Alexis ran around a corner when she saw that Sergei and Oksana were getting up to come out. Jerry ran with her, laughing at her.

"This spying business is very exciting," he observed.

"You have just seen a major summit," Alexis said, "and it appears that a truce is in reach. Don't complain when you see history in the making."

"All right, but I suppose it is your friend Zander and his parents?"

"Both at once. This is the divorced couple from hell, and they actually talked to their eldest for 15 minutes in a public place without declaring war."

"I'll remember this date," he said, eyes twinkling.

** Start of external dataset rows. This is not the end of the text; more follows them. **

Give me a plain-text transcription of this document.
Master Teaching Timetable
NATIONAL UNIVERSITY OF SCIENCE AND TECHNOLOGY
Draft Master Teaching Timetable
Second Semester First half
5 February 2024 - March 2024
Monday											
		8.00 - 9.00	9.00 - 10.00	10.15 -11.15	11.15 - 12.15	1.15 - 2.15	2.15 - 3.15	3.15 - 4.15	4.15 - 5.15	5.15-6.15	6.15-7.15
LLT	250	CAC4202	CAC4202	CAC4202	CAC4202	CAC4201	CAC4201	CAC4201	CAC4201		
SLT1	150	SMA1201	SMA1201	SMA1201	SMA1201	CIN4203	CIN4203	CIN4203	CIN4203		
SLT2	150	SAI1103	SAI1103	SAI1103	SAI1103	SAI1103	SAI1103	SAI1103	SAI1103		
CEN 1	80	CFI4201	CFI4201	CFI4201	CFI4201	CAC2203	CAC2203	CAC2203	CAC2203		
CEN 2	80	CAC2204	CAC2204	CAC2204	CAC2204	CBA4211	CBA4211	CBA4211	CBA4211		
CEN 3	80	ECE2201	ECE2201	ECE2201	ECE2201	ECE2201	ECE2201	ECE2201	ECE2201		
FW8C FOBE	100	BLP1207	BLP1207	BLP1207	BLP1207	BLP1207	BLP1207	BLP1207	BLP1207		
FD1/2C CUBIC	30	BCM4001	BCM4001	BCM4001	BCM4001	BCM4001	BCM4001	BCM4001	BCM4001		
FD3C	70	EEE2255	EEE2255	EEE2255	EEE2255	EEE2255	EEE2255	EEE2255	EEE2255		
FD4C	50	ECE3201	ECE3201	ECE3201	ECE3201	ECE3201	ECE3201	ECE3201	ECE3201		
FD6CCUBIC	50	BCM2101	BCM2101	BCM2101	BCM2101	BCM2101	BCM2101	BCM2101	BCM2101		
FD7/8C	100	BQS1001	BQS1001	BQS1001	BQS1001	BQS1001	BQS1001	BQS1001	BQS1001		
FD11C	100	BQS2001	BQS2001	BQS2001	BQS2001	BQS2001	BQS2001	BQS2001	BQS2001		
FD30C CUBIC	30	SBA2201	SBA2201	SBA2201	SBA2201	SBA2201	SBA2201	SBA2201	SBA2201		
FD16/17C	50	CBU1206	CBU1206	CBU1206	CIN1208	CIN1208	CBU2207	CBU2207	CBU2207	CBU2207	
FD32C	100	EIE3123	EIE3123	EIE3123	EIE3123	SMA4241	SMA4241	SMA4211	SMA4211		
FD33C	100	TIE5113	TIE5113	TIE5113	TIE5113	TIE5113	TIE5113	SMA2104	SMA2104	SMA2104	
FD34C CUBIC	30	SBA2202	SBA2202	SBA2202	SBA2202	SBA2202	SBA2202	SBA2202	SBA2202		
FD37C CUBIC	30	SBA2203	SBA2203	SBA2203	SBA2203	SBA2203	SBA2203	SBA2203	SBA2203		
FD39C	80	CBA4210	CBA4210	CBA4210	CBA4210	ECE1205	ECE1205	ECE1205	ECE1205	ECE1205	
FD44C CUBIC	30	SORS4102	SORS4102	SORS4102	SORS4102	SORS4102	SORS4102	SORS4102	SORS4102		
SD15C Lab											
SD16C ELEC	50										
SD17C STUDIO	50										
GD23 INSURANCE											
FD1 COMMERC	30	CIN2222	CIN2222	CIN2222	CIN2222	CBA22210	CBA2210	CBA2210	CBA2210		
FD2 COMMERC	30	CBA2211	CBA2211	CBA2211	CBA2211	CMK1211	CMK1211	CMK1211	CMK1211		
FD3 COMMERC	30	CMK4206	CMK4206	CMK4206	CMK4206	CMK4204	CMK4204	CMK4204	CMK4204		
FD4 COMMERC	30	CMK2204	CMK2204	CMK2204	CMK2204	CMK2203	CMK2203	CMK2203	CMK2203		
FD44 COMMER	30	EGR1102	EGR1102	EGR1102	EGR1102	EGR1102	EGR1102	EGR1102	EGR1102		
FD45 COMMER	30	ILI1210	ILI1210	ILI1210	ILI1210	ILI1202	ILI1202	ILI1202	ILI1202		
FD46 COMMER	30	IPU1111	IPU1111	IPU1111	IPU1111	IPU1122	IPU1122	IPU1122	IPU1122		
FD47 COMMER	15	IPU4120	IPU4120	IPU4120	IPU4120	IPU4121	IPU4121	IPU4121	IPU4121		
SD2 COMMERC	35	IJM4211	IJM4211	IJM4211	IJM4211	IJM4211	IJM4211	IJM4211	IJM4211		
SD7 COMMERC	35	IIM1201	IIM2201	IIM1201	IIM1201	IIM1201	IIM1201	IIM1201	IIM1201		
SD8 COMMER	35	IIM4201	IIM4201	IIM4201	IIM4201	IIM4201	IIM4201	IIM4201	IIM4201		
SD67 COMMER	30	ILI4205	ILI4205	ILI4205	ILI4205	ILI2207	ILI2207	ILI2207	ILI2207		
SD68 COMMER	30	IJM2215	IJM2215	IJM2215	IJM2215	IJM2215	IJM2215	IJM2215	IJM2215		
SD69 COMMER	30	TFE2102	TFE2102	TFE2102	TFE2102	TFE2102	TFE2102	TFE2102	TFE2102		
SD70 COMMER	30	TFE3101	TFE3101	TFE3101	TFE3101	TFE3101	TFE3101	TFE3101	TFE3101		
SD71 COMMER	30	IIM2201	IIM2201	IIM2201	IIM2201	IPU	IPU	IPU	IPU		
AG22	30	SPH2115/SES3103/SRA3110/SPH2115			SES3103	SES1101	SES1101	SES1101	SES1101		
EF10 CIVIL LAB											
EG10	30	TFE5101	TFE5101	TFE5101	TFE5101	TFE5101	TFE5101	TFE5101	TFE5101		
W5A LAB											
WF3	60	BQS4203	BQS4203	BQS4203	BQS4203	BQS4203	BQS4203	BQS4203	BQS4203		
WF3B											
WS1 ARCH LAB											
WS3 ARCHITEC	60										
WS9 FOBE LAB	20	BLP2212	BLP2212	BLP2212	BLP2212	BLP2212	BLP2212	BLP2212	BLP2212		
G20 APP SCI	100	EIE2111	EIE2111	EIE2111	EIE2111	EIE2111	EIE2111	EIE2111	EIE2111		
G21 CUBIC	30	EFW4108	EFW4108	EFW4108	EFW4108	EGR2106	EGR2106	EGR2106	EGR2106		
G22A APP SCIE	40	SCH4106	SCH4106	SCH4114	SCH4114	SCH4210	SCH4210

"Poor thing," Joanna was saying to Quinn, as they left work to go hang out at Luke's Bar for awhile. "Parental conspiracy to give him a Porsche."

"Well," Quinn answered, "he has the craziest life of anyone. All topsy-turvy. So it is not the same as it might be for you or for me."

"He really distrusts them, and for what?"

"I don't know. He's used to taking care of himself without them, so it must hit him a different way. He doesn't trust them because they turned his childhood life upside down."

"I know, but there's a point - what can they do with this car? He's the one in control of it."

"He must think they'll want something in return that comes at a higher price than any car."

"I don't know. If he doesn't take that car, I'm going to take him to Ferncliff myself. But seriously, I can understand. He's right. I try really hard to keep the kids out of whatever happens between me and Charlie. And I might not if not for knowing Zander's story. It is easy to slide right into. Just the other day, I was complaining to Heather about her clothes that got left at Charlie's. Then I stopped right in mid-sentence, realizing what I was doing."

"See, he's not so crazy."

"Oh, no, Quinn! I didn't mean that. I'll say another thing for him. He is way more interesting than Paul!"

"Interesting. Interesting. OK, I'll go with that," Quinn answered, giggling.